Hands-on tested May 2026
Signup Experience
Download the desktop app — no account needed. Your notes are local Markdown files in a folder you choose. No cloud dependency by default. First launch shows a vault selector. The learning curve is in discovering plugins and building your workflow — Obsidian is as simple or as complex as you make it.
For Home Users
The best free note-taking app for people who want to own their data. Notes are plain Markdown files that work forever — no lock-in. The plugin ecosystem is massive.
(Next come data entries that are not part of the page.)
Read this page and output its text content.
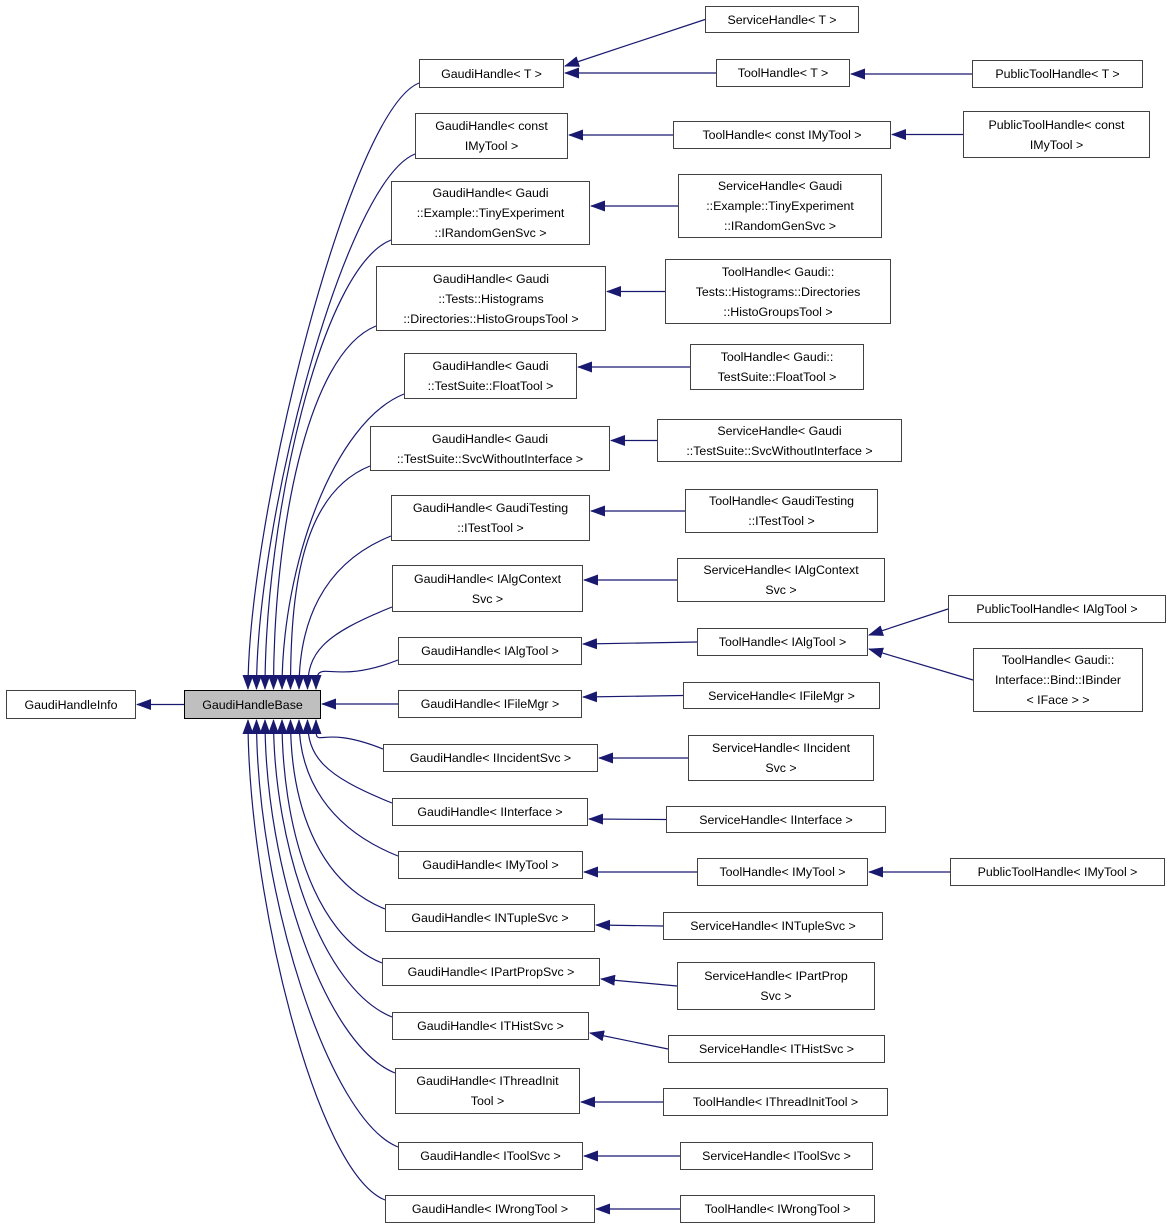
GaudiHandleInfo	GaudiHandleBase
GaudiHandle< T >
GaudiHandle< const
IMyTool >
GaudiHandle< Gaudi
::Example::TinyExperiment
::IRandomGenSvc >
GaudiHandle< Gaudi
::Tests::Histograms
::Directories::HistoGroupsTool >
GaudiHandle< Gaudi
::TestSuite::FloatTool >
GaudiHandle< Gaudi
::TestSuite::SvcWithoutInterface >
GaudiHandle< GaudiTesting
::ITestTool >
GaudiHandle< IAlgContext
Svc >
GaudiHandle< IAlgTool >
GaudiHandle< IFileMgr >
GaudiHandle< IIncidentSvc >
GaudiHandle< IInterface >
GaudiHandle< IMyTool >
GaudiHandle< INTupleSvc >
GaudiHandle< IPartPropSvc >
GaudiHandle< ITHistSvc >
GaudiHandle< IThreadInit
Tool >
GaudiHandle< IToolSvc >
GaudiHandle< IWrongTool >
ServiceHandle< T >
ToolHandle< T >
ToolHandle< const IMyTool >
ServiceHandle< Gaudi
::Example::TinyExperiment
::IRandomGenSvc >
ToolHandle< Gaudi::
Tests::Histograms::Directories
::HistoGroupsTool >
ToolHandle< Gaudi::
TestSuite::FloatTool >
ServiceHandle< Gaudi
::TestSuite::SvcWithoutInterface >
ToolHandle< GaudiTesting
::ITestTool >
ServiceHandle< IAlgContext
Svc >
ToolHandle< IAlgTool >
ServiceHandle< IFileMgr >
ServiceHandle< IIncident
Svc >
ServiceHandle< IInterface >
ToolHandle< IMyTool >
ServiceHandle< INTupleSvc >
ServiceHandle< IPartProp
Svc >
ServiceHandle< ITHistSvc >
ToolHandle< IThreadInitTool >
ServiceHandle< IToolSvc >
ToolHandle< IWrongTool >
PublicToolHandle< T >
PublicToolHandle< const
IMyTool >
PublicToolHandle< IAlgTool >
ToolHandle< Gaudi::
Interface::Bind::IBinder
< IFace > >
PublicToolHandle< IMyTool >
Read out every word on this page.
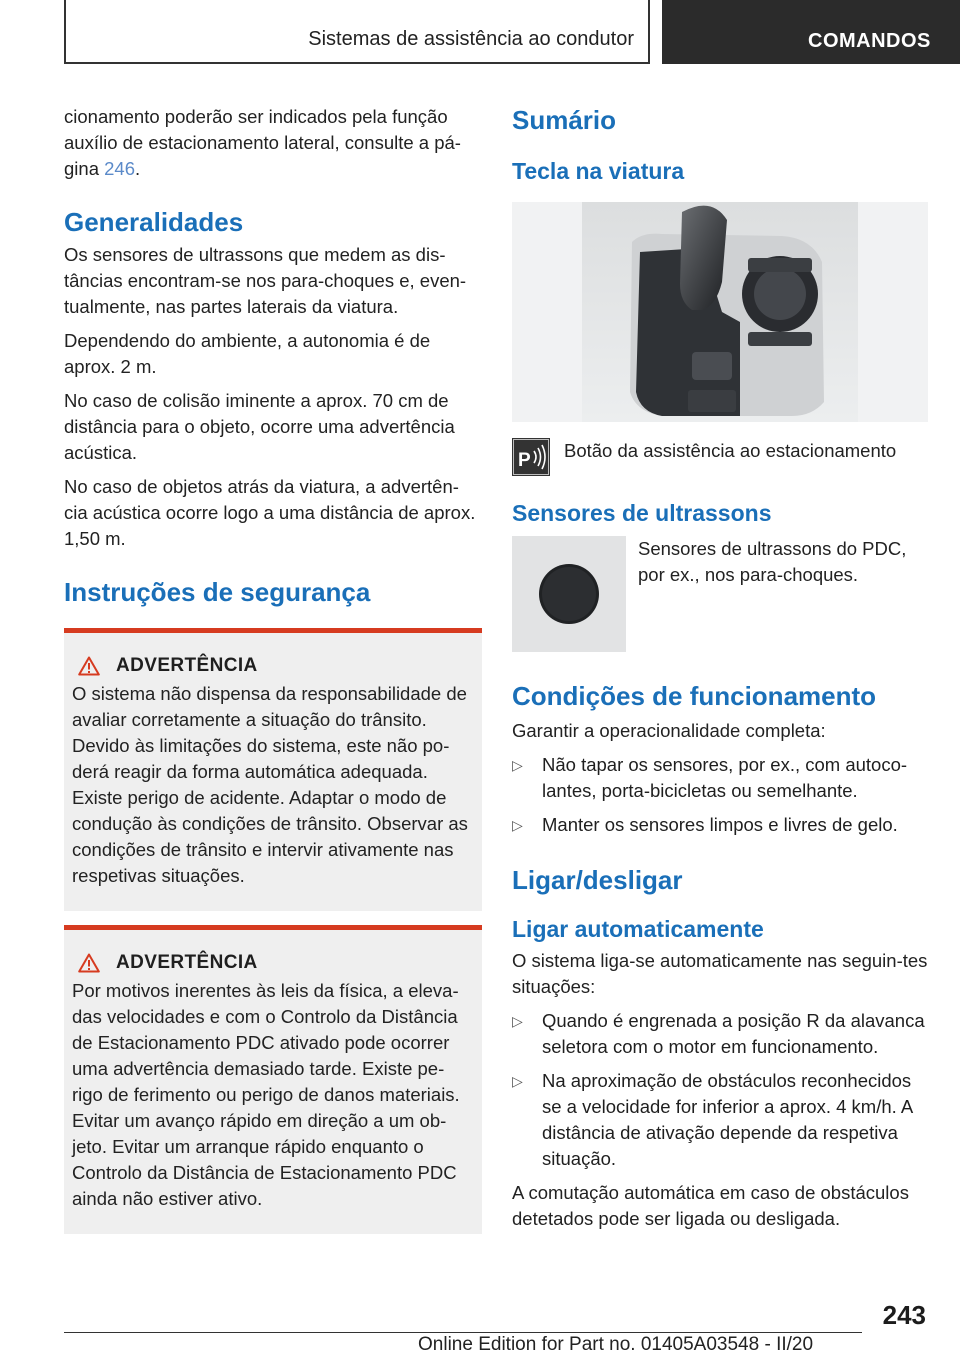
Sistemas de assistência ao condutor	COMANDOS

cionamento poderão ser indicados pela função auxílio de estacionamento lateral, consulte a pá-gina 246.

Generalidades

Os sensores de ultrassons que medem as dis-tâncias encontram-se nos para-choques e, even-tualmente, nas partes laterais da viatura.

Dependendo do ambiente, a autonomia é de aprox. 2 m.

No caso de colisão iminente a aprox. 70 cm de distância para o objeto, ocorre uma advertência acústica.

No caso de objetos atrás da viatura, a advertên-cia acústica ocorre logo a uma distância de aprox. 1,50 m.

Instruções de segurança
ADVERTÊNCIA

O sistema não dispensa da responsabilidade de avaliar corretamente a situação do trânsito. Devido às limitações do sistema, este não po-derá reagir da forma automática adequada. Existe perigo de acidente. Adaptar o modo de condução às condições de trânsito. Observar as condições de trânsito e intervir ativamente nas respetivas situações.

ADVERTÊNCIA

Por motivos inerentes às leis da física, a eleva-das velocidades e com o Controlo da Distância de Estacionamento PDC ativado pode ocorrer uma advertência demasiado tarde. Existe pe-rigo de ferimento ou perigo de danos materiais. Evitar um avanço rápido em direção a um ob-jeto. Evitar um arranque rápido enquanto o Controlo da Distância de Estacionamento PDC ainda não estiver ativo.

Sumário
Tecla na viatura
P Botão da assistência ao estacionamento

Sensores de ultrassons

Sensores de ultrassons do PDC, por ex., nos para-choques.

Condições de funcionamento

Garantir a operacionalidade completa:

▷ Não tapar os sensores, por ex., com autoco-lantes, porta-bicicletas ou semelhante.
▷ Manter os sensores limpos e livres de gelo.
Ligar/desligar
Ligar automaticamente

O sistema liga-se automaticamente nas seguin-tes situações:

▷ Quando é engrenada a posição R da alavanca seletora com o motor em funcionamento.
▷ Na aproximação de obstáculos reconhecidos se a velocidade for inferior a aprox. 4 km/h. A distância de ativação depende da respetiva situação.

A comutação automática em caso de obstáculos detetados pode ser ligada ou desligada.

243
Online Edition for Part no. 01405A03548 - II/20
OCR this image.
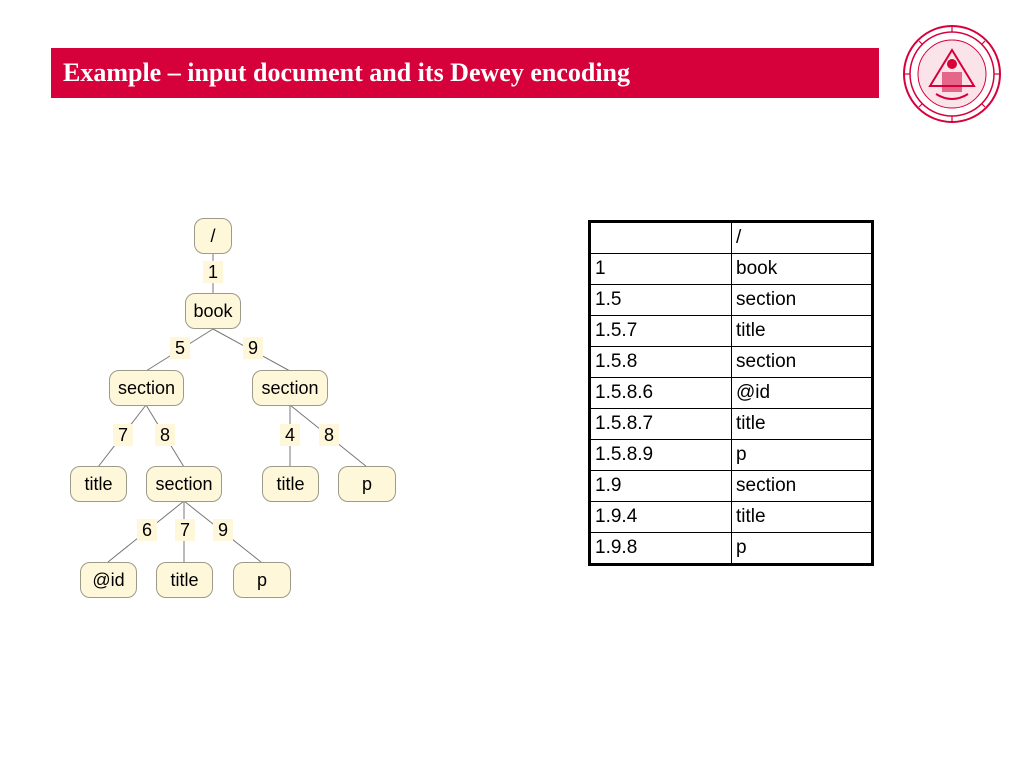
Example – input document and its Dewey encoding
/
book
section	section
title	section	title	p
@id	title	p
1
5	9
7 8	4 8
6 7 9
	/
1	book
1.5	section
1.5.7	title
1.5.8	section
1.5.8.6	@id
1.5.8.7	title
1.5.8.9	p
1.9	section
1.9.4	title
1.9.8	p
Daily notes, graph view, and backlinks create a personal knowledge system. The learning curve is real but the community is incredibly helpful. Sync between devices requires Obsidian Sync ($5/mo) or a third-party solution like iCloud or Syncthing.
For Business Users
Not designed for team collaboration — Obsidian is fundamentally a personal tool. Obsidian Publish ($10/mo) can share notes publicly but is not a wiki replacement. For teams, use Notion or Confluence instead. Some developers use Obsidian for personal knowledge management alongside team tools. The vault-per-project approach works well for consultants and freelancers.
What Users Say
“Obsidian is absolutely amazing when it comes to finding information. The way you can combine keywords and jump straight to the right line feels insanely fast.”
— Reddit user
“Canvas is actually game-changing for visual thinkers - it's what I wished other tools had.”
— Reddit user
“I switched from Notion after realizing I didn't actually own my notes. Never going back to cloud-only.”
— Reddit user
Our Verdict
Obsidian is the gold standard for personal knowledge management. If you value data ownership, offline access, and extensibility over cloud convenience, this is your tool. The learning curve is real but worth it — power users report extreme satisfaction. Not for teams or those wanting simplicity, but unbeatable for solo knowledge workers who invest the time to learn it.